Dunlap, Hesjedal take sizzling short track
The joke floating around Snow Summit Resort on Saturday was that the revamped short track course put the short in short track. Minus last year’s brief trip into woods, the 2002 circuit sent riders straight up a quick climb, into a brief chicane, then back into the village via the twisty sidewalk around the resort’s base area. The result was lap times that barely exceeded a minute for both the men and women, and a relentless pace that saw the majority of each field get pulled long before the race was over. Among those who did survive were Alison Dunlap and Ryder Hesjedal, who both took wins under cloudless skies in Big Bear Lake, California.

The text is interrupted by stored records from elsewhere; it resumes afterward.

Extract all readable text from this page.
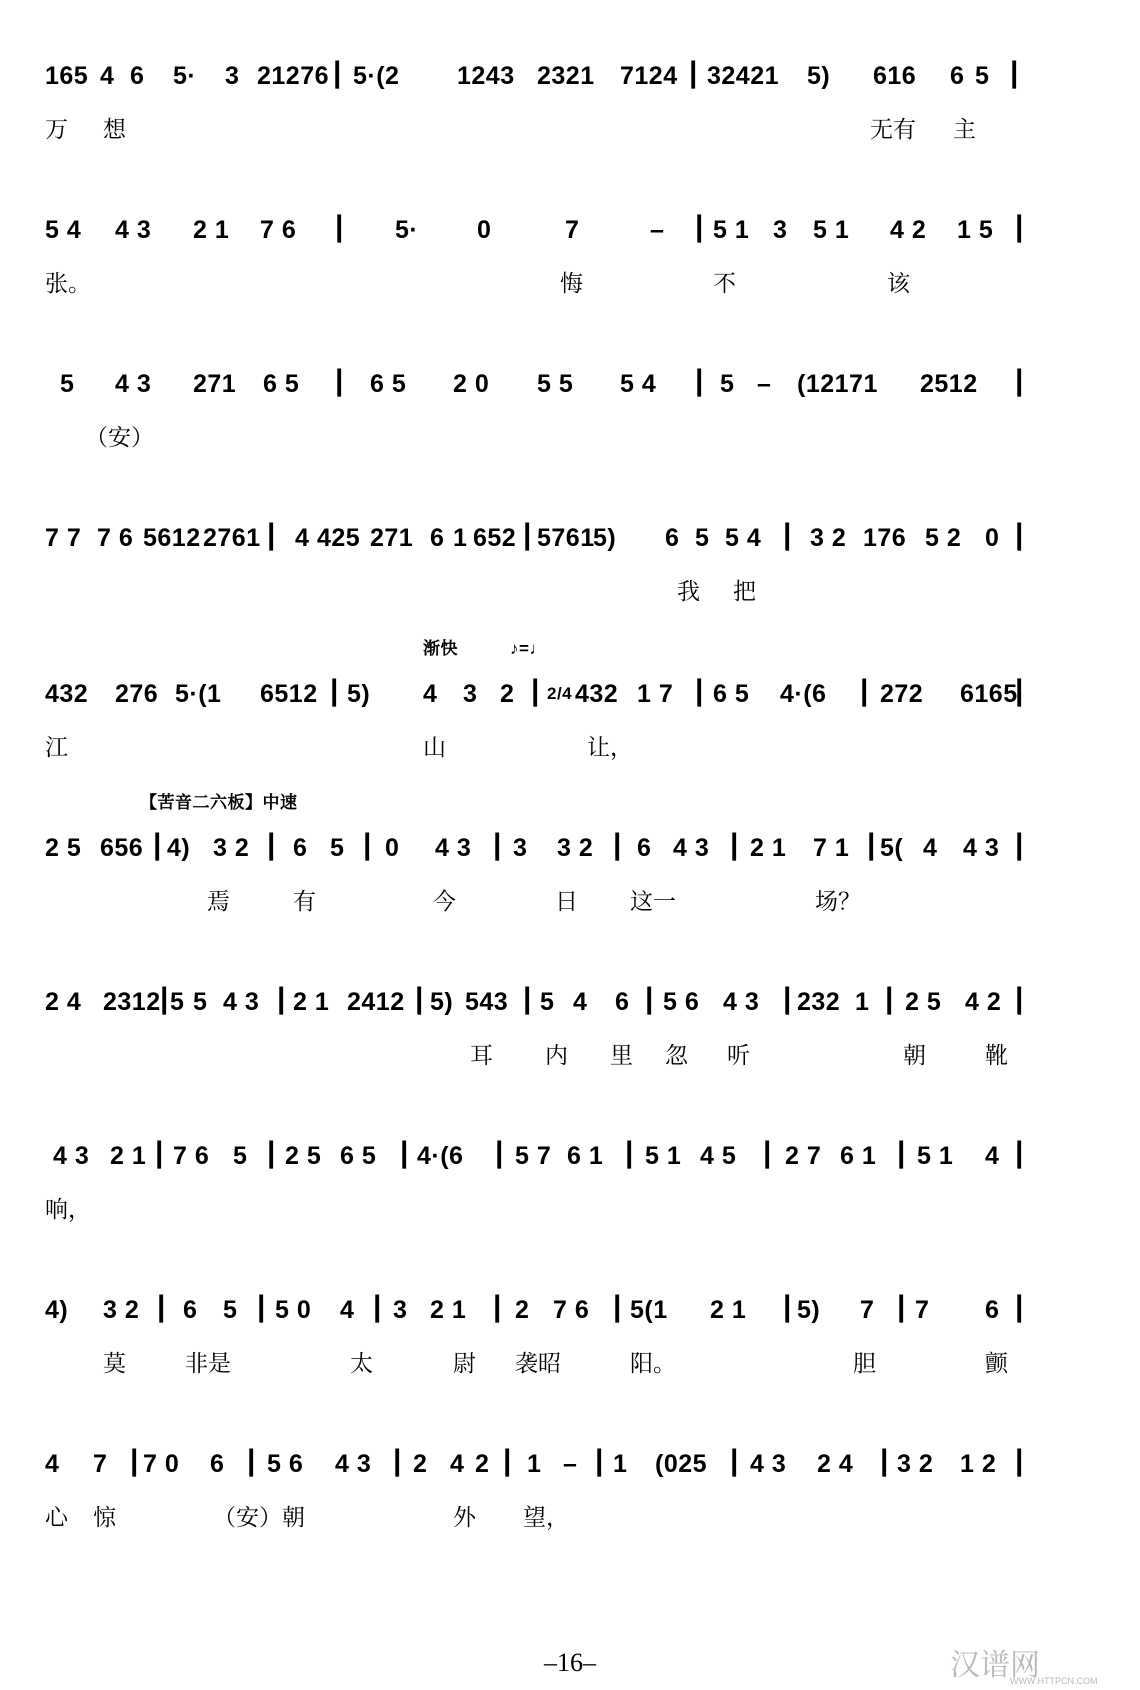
165 4 6 5· 3 21276 | 5·(2 1243 2321 7124 | 32421 5) 616 6 5 |
万 想	无有 主
5 4 4 3 2 1 7 6 | 5· 0	7	– | 5 1 3 5 1 4 2 1 5 |
张。	悔	不	该
5 4 3 271 6 5 | 6 5 2 0 5 5 5 4 | 5 – (12171 2512 |
（安）
7 7 7 6 5612 2761 | 4 425 271 6 1 652 | 5761
5) 6 5 5 4 | 3 2 176 5 2 0 |
我 把
渐快	♪=♩
432 276 5·(1 6512 | 5) 4 3 2 | 2/4 432 1 7 | 6 5 4·(6 | 272 6165
|
江	山	让，
【苦音二六板】中速
2 5 656 | 4) 3 2 | 6 5 | 0 4 3 | 3 3 2 | 6 4 3 | 2 1 7 1 | 5( 4 4 3 |
焉	有	今	日 这一	场？
2 4 2312 | 5 5 4 3 | 2 1 2412 | 5) 543 | 5 4 6 | 5 6 4 3 | 232 1 | 2 5 4 2 |
耳 内 里 忽 听	朝	靴
4 3 2 1 | 7 6 5 | 2 5 6 5 | 4·(6 | 5 7 6 1 | 5 1 4 5 | 2 7 6 1 | 5 1 4 |
响，
4) 3 2 | 6 5 | 5 0 4 | 3 2 1 | 2 7 6 | 5(1 2 1 | 5) 7 | 7 6 |
莫	非是	太	尉 袭昭	阳。	胆	颤
4 7 | 7 0 6 | 5 6 4 3 | 2 4 2 | 1 – | 1 (025 | 4 3 2 4 | 3 2 1 2 |
心 惊	（安）朝	外 望，
–16–	汉谱网
WWW.HTTPCN.COM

Dunlap (Luna) earned her victory, after pulling away from Friday’s cross country winner, Jimena Florit (RLX-Polo Sport), on the 12th of 17 laps. From there the reigning world cross-country champion steadily built a gap on the Argentinean, taking the win going away. Florit would hold on for second, with Susy Pryde (Velo Bella), Shonny Vanlandingham (SoBe-Cannondale) and the surprising Dara Marks (Titus) completing the podium.
All told only six of the 48 starters managed to avoid getting pulled from the race. The unattached Mary McConneloug was the other survivor.

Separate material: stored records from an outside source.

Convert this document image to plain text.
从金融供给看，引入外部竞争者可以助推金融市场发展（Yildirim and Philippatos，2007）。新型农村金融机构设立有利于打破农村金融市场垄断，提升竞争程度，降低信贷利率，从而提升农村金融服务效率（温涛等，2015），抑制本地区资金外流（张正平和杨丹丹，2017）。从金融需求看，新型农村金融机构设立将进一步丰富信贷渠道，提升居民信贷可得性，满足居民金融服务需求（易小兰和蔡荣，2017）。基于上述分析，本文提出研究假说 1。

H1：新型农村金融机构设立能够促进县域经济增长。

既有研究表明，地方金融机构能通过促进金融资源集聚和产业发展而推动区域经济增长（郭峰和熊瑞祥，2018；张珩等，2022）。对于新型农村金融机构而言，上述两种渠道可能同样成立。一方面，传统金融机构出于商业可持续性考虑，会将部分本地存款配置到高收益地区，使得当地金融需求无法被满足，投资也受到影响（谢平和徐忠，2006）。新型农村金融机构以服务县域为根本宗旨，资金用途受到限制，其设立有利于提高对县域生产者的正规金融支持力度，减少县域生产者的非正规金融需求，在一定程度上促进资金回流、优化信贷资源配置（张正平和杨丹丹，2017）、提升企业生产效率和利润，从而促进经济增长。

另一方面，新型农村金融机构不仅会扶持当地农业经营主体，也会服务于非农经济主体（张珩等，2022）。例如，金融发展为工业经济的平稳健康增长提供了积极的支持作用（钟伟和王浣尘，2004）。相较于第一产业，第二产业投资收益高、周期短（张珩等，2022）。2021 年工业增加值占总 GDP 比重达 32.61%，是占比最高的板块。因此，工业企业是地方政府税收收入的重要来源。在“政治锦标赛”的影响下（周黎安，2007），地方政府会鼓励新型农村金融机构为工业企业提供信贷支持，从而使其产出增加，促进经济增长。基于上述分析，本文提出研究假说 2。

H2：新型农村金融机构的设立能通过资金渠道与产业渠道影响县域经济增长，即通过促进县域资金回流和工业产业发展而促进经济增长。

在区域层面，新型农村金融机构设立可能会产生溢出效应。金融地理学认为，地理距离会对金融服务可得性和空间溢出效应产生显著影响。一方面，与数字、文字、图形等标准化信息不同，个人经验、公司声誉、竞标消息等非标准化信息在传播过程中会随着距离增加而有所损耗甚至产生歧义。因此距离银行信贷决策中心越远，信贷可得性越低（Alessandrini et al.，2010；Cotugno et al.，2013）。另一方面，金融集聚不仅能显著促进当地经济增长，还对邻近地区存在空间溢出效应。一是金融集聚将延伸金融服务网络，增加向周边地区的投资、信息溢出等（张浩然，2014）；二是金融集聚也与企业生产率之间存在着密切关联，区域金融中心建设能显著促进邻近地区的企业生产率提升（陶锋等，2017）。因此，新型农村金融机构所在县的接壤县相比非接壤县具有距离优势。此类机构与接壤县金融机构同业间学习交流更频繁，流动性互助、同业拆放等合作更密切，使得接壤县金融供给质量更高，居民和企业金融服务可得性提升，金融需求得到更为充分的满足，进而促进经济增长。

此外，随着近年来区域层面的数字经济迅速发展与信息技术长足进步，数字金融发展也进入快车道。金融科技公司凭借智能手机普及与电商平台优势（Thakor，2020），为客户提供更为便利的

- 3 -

"We played cat and mouse for a while," said Dunlap of her battle with Florit, that began on the climb of the sixth lap when the pair cracked a gap on a group that included McConneloug, Vanlandingham, Chrissy Redden (Subaru-Gary Fisher) and Trek-Volkswagen’s Susan Haywood. "I figured I could get away from Jimena at the end of the race because I knew she’d be tired from yesterday."

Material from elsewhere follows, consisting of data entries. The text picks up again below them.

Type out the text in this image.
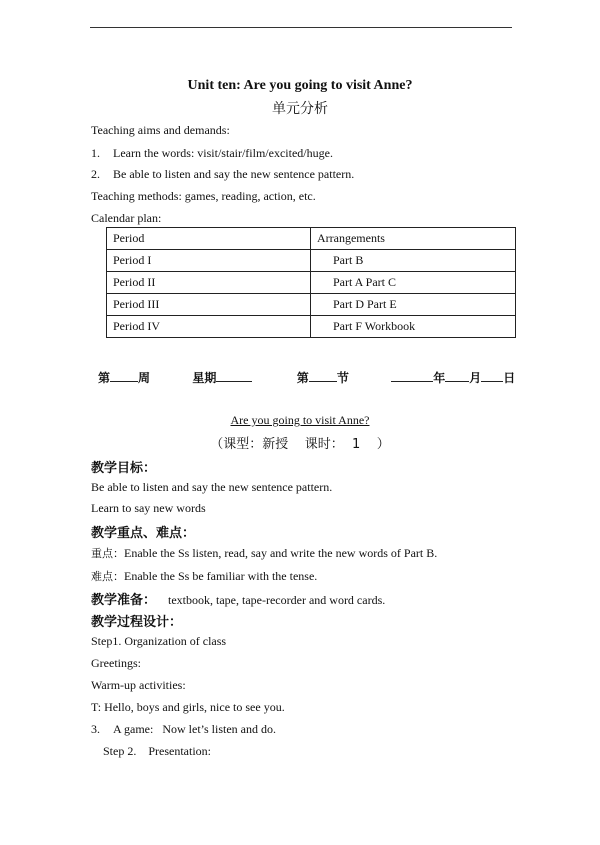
Unit ten: Are you going to visit Anne?
单元分析
Teaching aims and demands:
1. Learn the words: visit/stair/film/excited/huge.
2. Be able to listen and say the new sentence pattern.
Teaching methods: games, reading, action, etc.
Calendar plan:
Period	Arrangements
Period I	Part B
Period II	Part A Part C
Period III	Part D Part E
Period IV	Part F Workbook
第 周	星期	第 节	年 月 日
Are you going to visit Anne?
（课型：新授    课时：  1    ）
教学目标：
Be able to listen and say the new sentence pattern.
Learn to say new words
教学重点、难点：
重点：Enable the Ss listen, read, say and write the new words of Part B.
难点：Enable the Ss be familiar with the tense.
教学准备： textbook, tape, tape-recorder and word cards.
教学过程设计：
Step1. Organization of class
Greetings:
Warm-up activities:
T: Hello, boys and girls, nice to see you.
3. A game:   Now let’s listen and do.
Step 2.    Presentation:
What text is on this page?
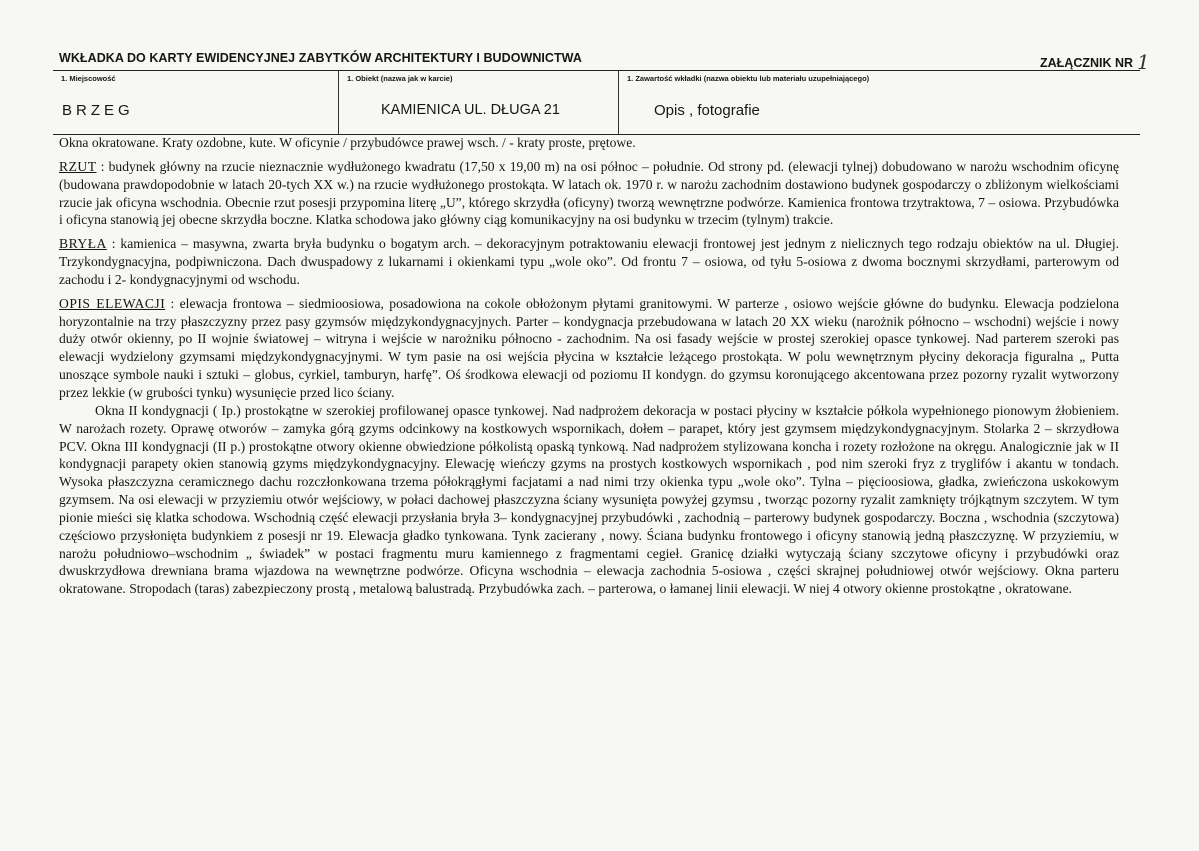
WKŁADKA DO KARTY EWIDENCYJNEJ ZABYTKÓW ARCHITEKTURY I BUDOWNICTWA	ZAŁĄCZNIK NR 1
1. Miejscowość
BRZEG
1. Obiekt (nazwa jak w karcie)
KAMIENICA UL. DŁUGA 21
1. Zawartość wkładki (nazwa obiektu lub materiału uzupełniającego)
Opis , fotografie

Okna okratowane. Kraty ozdobne, kute. W oficynie / przybudówce prawej wsch. / - kraty proste, prętowe.

RZUT : budynek główny na rzucie nieznacznie wydłużonego kwadratu (17,50 x 19,00 m) na osi północ – południe. Od strony pd. (elewacji tylnej) dobudowano w narożu wschodnim oficynę (budowana prawdopodobnie w latach 20-tych XX w.) na rzucie wydłużonego prostokąta. W latach ok. 1970 r. w narożu zachodnim dostawiono budynek gospodarczy o zbliżonym wielkościami rzucie jak oficyna wschodnia. Obecnie rzut posesji przypomina literę „U”, którego skrzydła (oficyny) tworzą wewnętrzne podwórze. Kamienica frontowa trzytraktowa, 7 – osiowa. Przybudówka i oficyna stanowią jej obecne skrzydła boczne. Klatka schodowa jako główny ciąg komunikacyjny na osi budynku w trzecim (tylnym) trakcie.

BRYŁA : kamienica – masywna, zwarta bryła budynku o bogatym arch. – dekoracyjnym potraktowaniu elewacji frontowej jest jednym z nielicznych tego rodzaju obiektów na ul. Długiej. Trzykondygnacyjna, podpiwniczona. Dach dwuspadowy z lukarnami i okienkami typu „wole oko”. Od frontu 7 – osiowa, od tyłu 5-osiowa z dwoma bocznymi skrzydłami, parterowym od zachodu i 2- kondygnacyjnymi od wschodu.

OPIS ELEWACJI : elewacja frontowa – siedmioosiowa, posadowiona na cokole obłożonym płytami granitowymi. W parterze , osiowo wejście główne do budynku. Elewacja podzielona horyzontalnie na trzy płaszczyzny przez pasy gzymsów międzykondygnacyjnych. Parter – kondygnacja przebudowana w latach 20 XX wieku (narożnik północno – wschodni) wejście i nowy duży otwór okienny, po II wojnie światowej – witryna i wejście w narożniku północno - zachodnim. Na osi fasady wejście w prostej szerokiej opasce tynkowej. Nad parterem szeroki pas elewacji wydzielony gzymsami międzykondygnacyjnymi. W tym pasie na osi wejścia płycina w kształcie leżącego prostokąta. W polu wewnętrznym płyciny dekoracja figuralna „ Putta unoszące symbole nauki i sztuki – globus, cyrkiel, tamburyn, harfę”. Oś środkowa elewacji od poziomu II kondygn. do gzymsu koronującego akcentowana przez pozorny ryzalit wytworzony przez lekkie (w grubości tynku) wysunięcie przed lico ściany.

Okna II kondygnacji ( Ip.) prostokątne w szerokiej profilowanej opasce tynkowej. Nad nadprożem dekoracja w postaci płyciny w kształcie półkola wypełnionego pionowym żłobieniem. W narożach rozety. Oprawę otworów – zamyka górą gzyms odcinkowy na kostkowych wspornikach, dołem – parapet, który jest gzymsem międzykondygnacyjnym. Stolarka 2 – skrzydłowa PCV. Okna III kondygnacji (II p.) prostokątne otwory okienne obwiedzione półkolistą opaską tynkową. Nad nadprożem stylizowana koncha i rozety rozłożone na okręgu. Analogicznie jak w II kondygnacji parapety okien stanowią gzyms międzykondygnacyjny. Elewację wieńczy gzyms na prostych kostkowych wspornikach , pod nim szeroki fryz z tryglifów i akantu w tondach. Wysoka płaszczyzna ceramicznego dachu rozczłonkowana trzema półokrągłymi facjatami a nad nimi trzy okienka typu „wole oko”. Tylna – pięcioosiowa, gładka, zwieńczona uskokowym gzymsem. Na osi elewacji w przyziemiu otwór wejściowy, w połaci dachowej płaszczyzna ściany wysunięta powyżej gzymsu , tworząc pozorny ryzalit zamknięty trójkątnym szczytem. W tym pionie mieści się klatka schodowa. Wschodnią część elewacji przysłania bryła 3– kondygnacyjnej przybudówki , zachodnią – parterowy budynek gospodarczy. Boczna , wschodnia (szczytowa) częściowo przysłonięta budynkiem z posesji nr 19. Elewacja gładko tynkowana. Tynk zacierany , nowy. Ściana budynku frontowego i oficyny stanowią jedną płaszczyznę. W przyziemiu, w narożu południowo–wschodnim „ świadek” w postaci fragmentu muru kamiennego z fragmentami cegieł. Granicę działki wytyczają ściany szczytowe oficyny i przybudówki oraz dwuskrzydłowa drewniana brama wjazdowa na wewnętrzne podwórze. Oficyna wschodnia – elewacja zachodnia 5-osiowa , części skrajnej południowej otwór wejściowy. Okna parteru okratowane. Stropodach (taras) zabezpieczony prostą , metalową balustradą. Przybudówka zach. – parterowa, o łamanej linii elewacji. W niej 4 otwory okienne prostokątne , okratowane.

Dunlap’s plan worked to perfection, as she picked up her all-time best eighth short track victory. Still she was among many who thought the course was too short.
"Is it exciting to see six women finish?" she asked rhetorically. "I don’t think so."
In the men’s race the percentage of survivors was similar, with just 17 of the 68 starters seeing the finish of the 20-lap race. Among the missing was Trek-Volkswagen’s Roland Green, who stayed with the lead group until the 15th lap before dropping out because of what team manager Pavel Cherkasov characterized as exhaustion from Friday’s huge effort in the cross country.
When Hesjedal crossed the line victoriously five laps later, it marked the first time someone other than Green had won a NORBA cross country or short track since Hesjedal took the short track at Deer Valley halfway through the 2001 series.
To get the win on Saturday, Hesjedal needed a little luck and some last-lap heroics. With three laps to go the final selection of five — Hesjedal (Subaru-Gary Fisher), Haro-Lee Dungarees’ Seamus McGrath and Chris Sheppard, Adrian Bonilla (Café de Costa Rica-Pizza Hut), and Mongoose-Hyundai’s Todd Wells — all crested the short climb together. From there McGrath was the first to take a flyer, pulling away a lap later in what looked like the deciding move. But the Canadian crashed on the climb, giving away his lead to Bonilla.
"I was going to win that race," McGrath lamented afterward. "I had a good gap."
Instead Hesjedal began his charge, picking off McGrath going up the climb for the last time, then passing Bonilla in the chicane. The final standings saw Bonilla hold on for second, followed by Sheppard, then McGrath and Wells.
"I attacked a few times to try to string out the field," Hesjedal explained of his early-race tactics. "At the end I just managed to find a little reserve."
Bonilla’s second-place effort was the best of his burgeoning career that saw him first emerge a year ago with three short-track podiums.